Ainsi, l'agent Lapointe estime qu'il a agi de façon exemplaire. Il n'a aucune recommandation à faire au coroner pour éviter qu'un «événement» comme celui-là ne se reproduise. On ne pouvait bien sûr pas s'attendre à ce qu'il s'inculpe lui-même ou se confonde en excuses. Mais de là à considérer, avec un haussement d'épaules, la tragédie qui a coûté la vie à un jeune homme de 18 ans non armé comme une fatalité, il y a tout de même un pas.

Ce qui était aussi troublant dans le témoignage de l'agent Lapointe, c'est cette façon de déshumaniser ses adversaires. Durant tout son récit, il a pris soin de ne presque jamais nommer Fredy Villanueva et les jeunes qui étaient à ses côtés. Il a parlé «d'individus», son avocat a même parlé d'un «personnage», comme si on était dans un mauvais roman policier. Quand il a raconté le moment où il a abattu le jeune homme de 18 ans, il a parlé d'une «masse». Il fallait, dit-il, tirer «au centre des masses». Et il l'a fait, a-t-il raconté froidement, en suivant à la lettre les étapes du tableau d'emploi de la force.

La description de Dany Villanueva dans le vif de l'action était aussi éloquente. «Son visage est crispé. Ses yeux sont plissés. Il sort les dents», a raconté le policier. Allait-il aussi sortir les griffes? a ironisé le criminologue Jean-Paul Brodeur, qui, en entrevue à la radio de Radio-Canada, a noté que l'on voit généralement ce genre de description pour les animaux, et non pour les êtres humains.

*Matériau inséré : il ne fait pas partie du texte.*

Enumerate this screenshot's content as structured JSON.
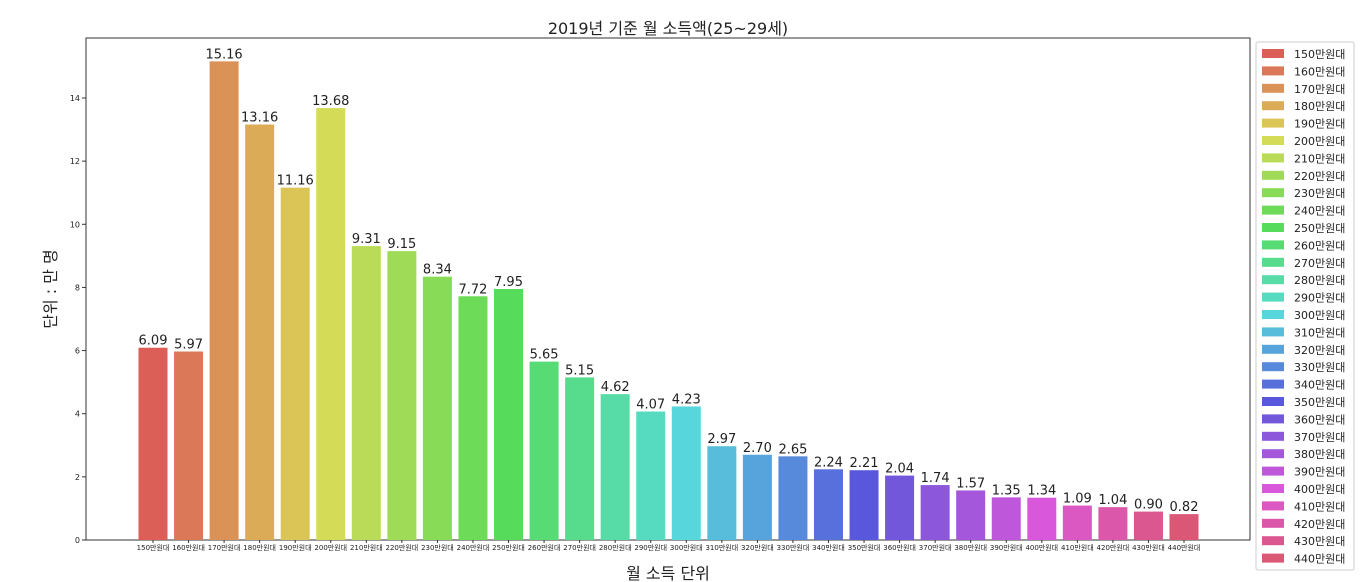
{
  "chart_data": {
    "type": "bar",
    "title": "2019년 기준 월 소득액(25~29세)",
    "xlabel": "월 소득 단위",
    "ylabel": "단위 : 만 명",
    "ylim": [
      0,
      15.9
    ],
    "yticks": [
      0,
      2,
      4,
      6,
      8,
      10,
      12,
      14
    ],
    "grid": false,
    "legend_position": "right",
    "categories": [
      "150만원대",
      "160만원대",
      "170만원대",
      "180만원대",
      "190만원대",
      "200만원대",
      "210만원대",
      "220만원대",
      "230만원대",
      "240만원대",
      "250만원대",
      "260만원대",
      "270만원대",
      "280만원대",
      "290만원대",
      "300만원대",
      "310만원대",
      "320만원대",
      "330만원대",
      "340만원대",
      "350만원대",
      "360만원대",
      "370만원대",
      "380만원대",
      "390만원대",
      "400만원대",
      "410만원대",
      "420만원대",
      "430만원대",
      "440만원대"
    ],
    "values": [
      6.09,
      5.97,
      15.16,
      13.16,
      11.16,
      13.68,
      9.31,
      9.15,
      8.34,
      7.72,
      7.95,
      5.65,
      5.15,
      4.62,
      4.07,
      4.23,
      2.97,
      2.7,
      2.65,
      2.24,
      2.21,
      2.04,
      1.74,
      1.57,
      1.35,
      1.34,
      1.09,
      1.04,
      0.9,
      0.82
    ],
    "value_labels": [
      "6.09",
      "5.97",
      "15.16",
      "13.16",
      "11.16",
      "13.68",
      "9.31",
      "9.15",
      "8.34",
      "7.72",
      "7.95",
      "5.65",
      "5.15",
      "4.62",
      "4.07",
      "4.23",
      "2.97",
      "2.70",
      "2.65",
      "2.24",
      "2.21",
      "2.04",
      "1.74",
      "1.57",
      "1.35",
      "1.34",
      "1.09",
      "1.04",
      "0.90",
      "0.82"
    ],
    "colors": [
      "#db5f57",
      "#db7857",
      "#db9257",
      "#dbab57",
      "#dbc557",
      "#d3db57",
      "#badb57",
      "#a0db57",
      "#87db57",
      "#6ddb57",
      "#57db5a",
      "#57db74",
      "#57db8d",
      "#57dba7",
      "#57dbc0",
      "#57d6db",
      "#57bddb",
      "#57a3db",
      "#578adb",
      "#5770db",
      "#5957db",
      "#7257db",
      "#8c57db",
      "#a557db",
      "#bf57db",
      "#d857db",
      "#db57c2",
      "#db57a9",
      "#db578f",
      "#db5776"
    ]
  }
}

On comprend que le rôle d'un policier, en situation d'urgence, n'est pas celui d'un travailleur social. On comprend aussi que les jeunes dont on parle ici n'étaient pas nécessairement des enfants de choeur et qu'ils ont eu leur part de responsabilité dans l'escalade de violence du 9 août. Mais de là à les considérer comme des animaux ou des cibles fictives, encore une fois, il y a un pas.

Autre élément troublant, clairement mis en évidence par les questions du coroner André Perreault: le témoignage du policier Lapointe confirme une fois de plus que les règles de la politique ministérielle, essentielles pour assurer l'objectivité de l'enquête dans un cas comme celui-là, ont été bafouées en long et en large. Aucun enquêteur de la section des crimes majeurs n'a été dépêché sur les lieux avant que les policiers impliqués ne quittent la scène, comme l'exige pourtant la politique ministérielle. On a aussi souligné le fait que l'agent Lapointe a donné sa version des faits à son délégué syndical en présence de la policière Pilotte, ce qui est en principe interdit. On n'a pas respecté non plus la règle voulant que l'arme soit saisie intacte à des fins d'expertise - l'agent Lapointe l'a lui-même déchargée et déposée dans une boîte de carton.

La politique ministérielle, rappelons-le, dicte la marche à suivre lorsque se produit un événement impliquant des policiers au cours duquel quelqu'un a été blessé ou tué. Une marche à suivre qui, en principe, vise à garantir l'impartialité du système de justice. Cette garantie est aussi importante pour les policiers, dont la crédibilité est en jeu, que pour la population, qui doit avoir confiance en son système judiciaire.

Cela nous ramène à cette question fondamentale: «Qui police la police?» Il y a 11 ans, la commission Poitras, dont faisait d'ailleurs partie le coroner André Perreault, avait tenté de répondre à la question. Le rapport Poitras avait notamment conclu que la Sûreté du Québec devait apprendre à enquêter sur ses déviances, à mettre un terme à la «solidarité malsaine», à lever la «loi du silence». Bien que le contexte de l'enquête Villanueva soit bien différent, on y soulève la même question fondamentale. Et il sera important, tant pour les policiers que pour les citoyens, de trouver une réponse satisfaisante.